According to a recent statement from the Presidency, Nigeria has seen its total revenue collections for the first eight months of the year reach a historic high of N20.59 trillion.
This marks a significant 40.5% increase from the N14.6 trillion recorded during the same period in 2024.
The Presidency has hailed this as a historic shift in the country’s fiscal landscape, attributing the surge to a strong performance in non-oil revenue. Of the total revenue, an impressive N15.69 trillion was generated from non-oil sources, meaning that for the first time in decades, non-oil receipts now account for three out of every four naira collected by the government.
President Bola Tinubu, while addressing a delegation of The Buhari Organisation (TBO), noted that the government has not needed to borrow from local banks since the beginning of the year, a clear sign of improved fiscal health.
The statement highlighted that the revenue growth is a direct result of his administration’s reforms aimed at strengthening tax compliance, digitizing tax administration, and broadening the nation’s fiscal base.
The impact of this fiscal turnaround is already being felt, with unprecedented disbursements from the Federation Account Allocation Committee (FAAC).
“For the first time in history, monthly allocations to states and local governments crossed ₦2 trillion in July 2025, providing subnational governments with greater fiscal space to fund food security, infrastructure, and social services.”
Customs collections also over-performed, with N3.68 trillion realized in the first half of the year, which is N390 billion above the target and represents 56% of the full-year goal. This success is attributed to systemic changes, including the automation of filings and tighter enforcement.
Commenting on the figures, Bayo Onanuga, Spokesperson to President Bola Tinubu, stated, “Nigeria’s fiscal foundations are being reshaped. For the first time in decades, oil is no longer the dominant driver of government revenue. The combination of reforms, compliance, and digitisation powers a more resilient economy. The task ahead is to ensure that these gains are felt in the lives of our citizens and in better schools, hospitals, roads, and jobs.”
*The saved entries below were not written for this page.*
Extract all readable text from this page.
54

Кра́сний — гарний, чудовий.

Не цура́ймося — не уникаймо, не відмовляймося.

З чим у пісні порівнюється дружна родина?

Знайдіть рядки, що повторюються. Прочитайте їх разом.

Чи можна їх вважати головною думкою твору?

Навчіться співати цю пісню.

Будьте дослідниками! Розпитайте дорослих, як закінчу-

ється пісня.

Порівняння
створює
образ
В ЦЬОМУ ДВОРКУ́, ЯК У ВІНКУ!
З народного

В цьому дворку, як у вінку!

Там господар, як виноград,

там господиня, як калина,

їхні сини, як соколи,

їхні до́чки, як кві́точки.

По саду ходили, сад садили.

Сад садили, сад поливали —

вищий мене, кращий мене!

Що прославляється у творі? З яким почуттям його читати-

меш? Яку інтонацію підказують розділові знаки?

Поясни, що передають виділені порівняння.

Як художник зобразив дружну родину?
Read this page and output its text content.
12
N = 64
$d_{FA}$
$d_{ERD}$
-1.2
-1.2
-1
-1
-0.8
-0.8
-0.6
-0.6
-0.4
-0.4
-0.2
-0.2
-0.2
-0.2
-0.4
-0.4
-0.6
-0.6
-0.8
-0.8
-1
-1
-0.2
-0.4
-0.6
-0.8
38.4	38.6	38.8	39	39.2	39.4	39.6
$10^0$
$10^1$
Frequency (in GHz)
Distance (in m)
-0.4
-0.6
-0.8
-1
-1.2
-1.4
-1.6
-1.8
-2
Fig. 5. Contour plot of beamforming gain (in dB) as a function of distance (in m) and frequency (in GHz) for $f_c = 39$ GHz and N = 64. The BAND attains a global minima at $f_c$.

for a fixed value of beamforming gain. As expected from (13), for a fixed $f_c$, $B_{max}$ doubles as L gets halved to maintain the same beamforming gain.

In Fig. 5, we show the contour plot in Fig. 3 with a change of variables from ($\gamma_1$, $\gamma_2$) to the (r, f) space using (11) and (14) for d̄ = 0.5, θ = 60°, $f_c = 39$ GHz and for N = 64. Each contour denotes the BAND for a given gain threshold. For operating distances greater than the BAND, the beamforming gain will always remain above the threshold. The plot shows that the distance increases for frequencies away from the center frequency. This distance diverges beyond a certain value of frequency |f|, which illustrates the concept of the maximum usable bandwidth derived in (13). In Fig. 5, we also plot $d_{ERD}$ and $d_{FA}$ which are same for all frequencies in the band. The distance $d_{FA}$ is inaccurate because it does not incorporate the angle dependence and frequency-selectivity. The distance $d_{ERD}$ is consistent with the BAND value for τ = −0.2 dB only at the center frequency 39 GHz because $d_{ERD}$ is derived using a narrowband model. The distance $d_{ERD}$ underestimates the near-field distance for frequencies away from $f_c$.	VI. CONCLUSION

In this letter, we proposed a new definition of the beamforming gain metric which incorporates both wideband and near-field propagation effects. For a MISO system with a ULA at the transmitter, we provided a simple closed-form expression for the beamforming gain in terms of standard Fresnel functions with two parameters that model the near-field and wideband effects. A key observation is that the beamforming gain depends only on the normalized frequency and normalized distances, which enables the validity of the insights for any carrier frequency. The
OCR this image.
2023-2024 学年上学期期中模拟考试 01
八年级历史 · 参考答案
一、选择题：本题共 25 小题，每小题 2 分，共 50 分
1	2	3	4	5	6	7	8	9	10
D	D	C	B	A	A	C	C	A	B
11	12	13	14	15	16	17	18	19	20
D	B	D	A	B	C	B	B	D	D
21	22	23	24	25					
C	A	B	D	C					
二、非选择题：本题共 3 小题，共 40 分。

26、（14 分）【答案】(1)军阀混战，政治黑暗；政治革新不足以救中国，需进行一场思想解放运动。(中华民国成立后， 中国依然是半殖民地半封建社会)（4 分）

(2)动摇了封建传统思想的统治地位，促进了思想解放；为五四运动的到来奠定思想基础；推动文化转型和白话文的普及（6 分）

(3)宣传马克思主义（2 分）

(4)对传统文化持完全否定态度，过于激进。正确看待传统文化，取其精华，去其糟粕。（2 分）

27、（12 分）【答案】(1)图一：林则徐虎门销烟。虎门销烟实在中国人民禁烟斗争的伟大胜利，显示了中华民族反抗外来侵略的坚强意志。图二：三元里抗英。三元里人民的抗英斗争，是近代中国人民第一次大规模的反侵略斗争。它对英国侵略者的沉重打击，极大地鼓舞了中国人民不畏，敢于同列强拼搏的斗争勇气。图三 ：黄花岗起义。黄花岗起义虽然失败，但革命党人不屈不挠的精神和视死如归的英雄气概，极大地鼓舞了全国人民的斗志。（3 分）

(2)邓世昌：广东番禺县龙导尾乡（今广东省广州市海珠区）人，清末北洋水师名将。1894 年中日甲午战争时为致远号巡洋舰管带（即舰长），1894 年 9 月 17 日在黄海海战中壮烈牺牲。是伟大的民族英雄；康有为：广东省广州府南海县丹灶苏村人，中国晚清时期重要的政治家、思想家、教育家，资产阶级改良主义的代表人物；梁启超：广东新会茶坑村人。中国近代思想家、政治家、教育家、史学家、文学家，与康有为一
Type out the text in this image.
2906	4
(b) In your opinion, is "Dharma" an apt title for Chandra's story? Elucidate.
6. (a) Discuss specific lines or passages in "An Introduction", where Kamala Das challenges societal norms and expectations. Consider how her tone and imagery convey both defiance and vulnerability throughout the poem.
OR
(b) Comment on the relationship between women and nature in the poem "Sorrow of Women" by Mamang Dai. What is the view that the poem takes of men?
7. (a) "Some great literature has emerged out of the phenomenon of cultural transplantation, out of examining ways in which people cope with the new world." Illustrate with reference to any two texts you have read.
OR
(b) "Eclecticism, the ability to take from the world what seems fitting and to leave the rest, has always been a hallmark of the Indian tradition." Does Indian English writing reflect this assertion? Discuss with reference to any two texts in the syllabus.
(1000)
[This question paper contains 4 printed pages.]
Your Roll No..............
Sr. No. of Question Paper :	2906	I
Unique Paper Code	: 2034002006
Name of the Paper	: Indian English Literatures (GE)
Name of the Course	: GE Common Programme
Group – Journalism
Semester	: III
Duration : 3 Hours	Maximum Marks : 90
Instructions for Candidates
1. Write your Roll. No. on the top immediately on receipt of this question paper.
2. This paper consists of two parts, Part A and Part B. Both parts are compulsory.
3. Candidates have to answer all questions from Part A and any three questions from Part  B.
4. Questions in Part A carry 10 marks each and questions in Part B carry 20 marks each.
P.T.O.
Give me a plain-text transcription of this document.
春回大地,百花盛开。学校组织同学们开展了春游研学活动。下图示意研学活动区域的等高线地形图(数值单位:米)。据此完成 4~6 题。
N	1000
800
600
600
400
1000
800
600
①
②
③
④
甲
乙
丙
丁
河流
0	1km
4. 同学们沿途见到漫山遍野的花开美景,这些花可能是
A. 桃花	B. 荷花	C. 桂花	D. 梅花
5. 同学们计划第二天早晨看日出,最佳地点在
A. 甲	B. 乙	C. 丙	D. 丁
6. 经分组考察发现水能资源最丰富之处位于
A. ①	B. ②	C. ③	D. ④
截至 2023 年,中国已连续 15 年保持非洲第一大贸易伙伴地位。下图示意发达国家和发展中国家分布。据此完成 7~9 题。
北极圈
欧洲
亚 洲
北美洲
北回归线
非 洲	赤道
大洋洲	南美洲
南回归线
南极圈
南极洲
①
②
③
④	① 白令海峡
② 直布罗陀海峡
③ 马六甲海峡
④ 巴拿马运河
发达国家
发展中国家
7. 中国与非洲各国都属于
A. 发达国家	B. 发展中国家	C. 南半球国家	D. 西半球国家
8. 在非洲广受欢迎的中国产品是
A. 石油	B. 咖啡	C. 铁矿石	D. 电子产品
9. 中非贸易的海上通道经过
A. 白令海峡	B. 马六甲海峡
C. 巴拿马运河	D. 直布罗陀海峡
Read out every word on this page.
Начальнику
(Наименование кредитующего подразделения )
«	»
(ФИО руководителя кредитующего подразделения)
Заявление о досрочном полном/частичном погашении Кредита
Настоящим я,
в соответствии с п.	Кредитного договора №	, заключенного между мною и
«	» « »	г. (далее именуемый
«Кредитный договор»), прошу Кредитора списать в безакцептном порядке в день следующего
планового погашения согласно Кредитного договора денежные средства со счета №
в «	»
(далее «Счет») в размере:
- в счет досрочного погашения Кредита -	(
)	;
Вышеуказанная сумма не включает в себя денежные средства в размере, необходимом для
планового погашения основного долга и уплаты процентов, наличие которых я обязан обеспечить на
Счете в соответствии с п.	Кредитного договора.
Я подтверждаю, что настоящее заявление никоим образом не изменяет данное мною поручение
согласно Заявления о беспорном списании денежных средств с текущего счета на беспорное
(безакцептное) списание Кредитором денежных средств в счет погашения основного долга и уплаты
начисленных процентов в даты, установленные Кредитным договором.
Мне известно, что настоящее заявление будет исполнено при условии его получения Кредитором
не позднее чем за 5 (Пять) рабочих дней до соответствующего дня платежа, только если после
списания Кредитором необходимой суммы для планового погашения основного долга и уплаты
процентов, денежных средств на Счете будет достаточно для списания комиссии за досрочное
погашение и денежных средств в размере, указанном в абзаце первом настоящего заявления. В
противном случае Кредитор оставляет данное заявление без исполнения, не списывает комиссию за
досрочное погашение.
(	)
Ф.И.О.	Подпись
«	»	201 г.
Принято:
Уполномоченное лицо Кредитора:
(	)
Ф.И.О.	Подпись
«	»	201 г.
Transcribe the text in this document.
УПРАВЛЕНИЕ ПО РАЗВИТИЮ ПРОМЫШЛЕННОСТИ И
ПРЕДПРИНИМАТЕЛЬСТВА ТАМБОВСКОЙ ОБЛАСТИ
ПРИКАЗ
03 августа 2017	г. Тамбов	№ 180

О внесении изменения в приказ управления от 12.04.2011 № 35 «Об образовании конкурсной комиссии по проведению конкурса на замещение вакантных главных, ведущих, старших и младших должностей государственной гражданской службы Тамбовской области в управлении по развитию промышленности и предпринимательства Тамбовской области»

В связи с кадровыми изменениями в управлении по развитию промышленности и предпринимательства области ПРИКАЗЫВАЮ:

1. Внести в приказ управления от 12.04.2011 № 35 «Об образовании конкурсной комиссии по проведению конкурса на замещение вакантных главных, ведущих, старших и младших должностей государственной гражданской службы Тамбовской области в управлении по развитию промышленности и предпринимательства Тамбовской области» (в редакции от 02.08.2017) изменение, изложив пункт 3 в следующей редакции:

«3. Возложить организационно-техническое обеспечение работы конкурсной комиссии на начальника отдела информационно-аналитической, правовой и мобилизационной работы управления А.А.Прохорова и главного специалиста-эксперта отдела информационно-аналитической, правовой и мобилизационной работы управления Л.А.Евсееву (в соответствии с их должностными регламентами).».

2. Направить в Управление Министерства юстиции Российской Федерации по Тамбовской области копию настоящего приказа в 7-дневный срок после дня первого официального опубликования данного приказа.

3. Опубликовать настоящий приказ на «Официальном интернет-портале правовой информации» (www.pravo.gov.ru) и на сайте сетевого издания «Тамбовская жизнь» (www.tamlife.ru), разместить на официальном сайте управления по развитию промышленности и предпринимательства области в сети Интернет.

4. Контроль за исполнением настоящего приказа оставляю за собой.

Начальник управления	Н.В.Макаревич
While the Presidency is pleased with the progress, it also acknowledged that the current revenue figures still fall short of the government’s ambitious spending plans for education, healthcare, and infrastructure.
“Notwithstanding, these increases in revenues do not yet match the President’s ambitions for expenditures on education, health, and infrastructure; therefore, all efforts are being made to address these gaps,” the statement read.
It noted that efforts are still ongoing to close these gaps and ensure the benefits are translated into tangible improvements in the lives of Nigerians.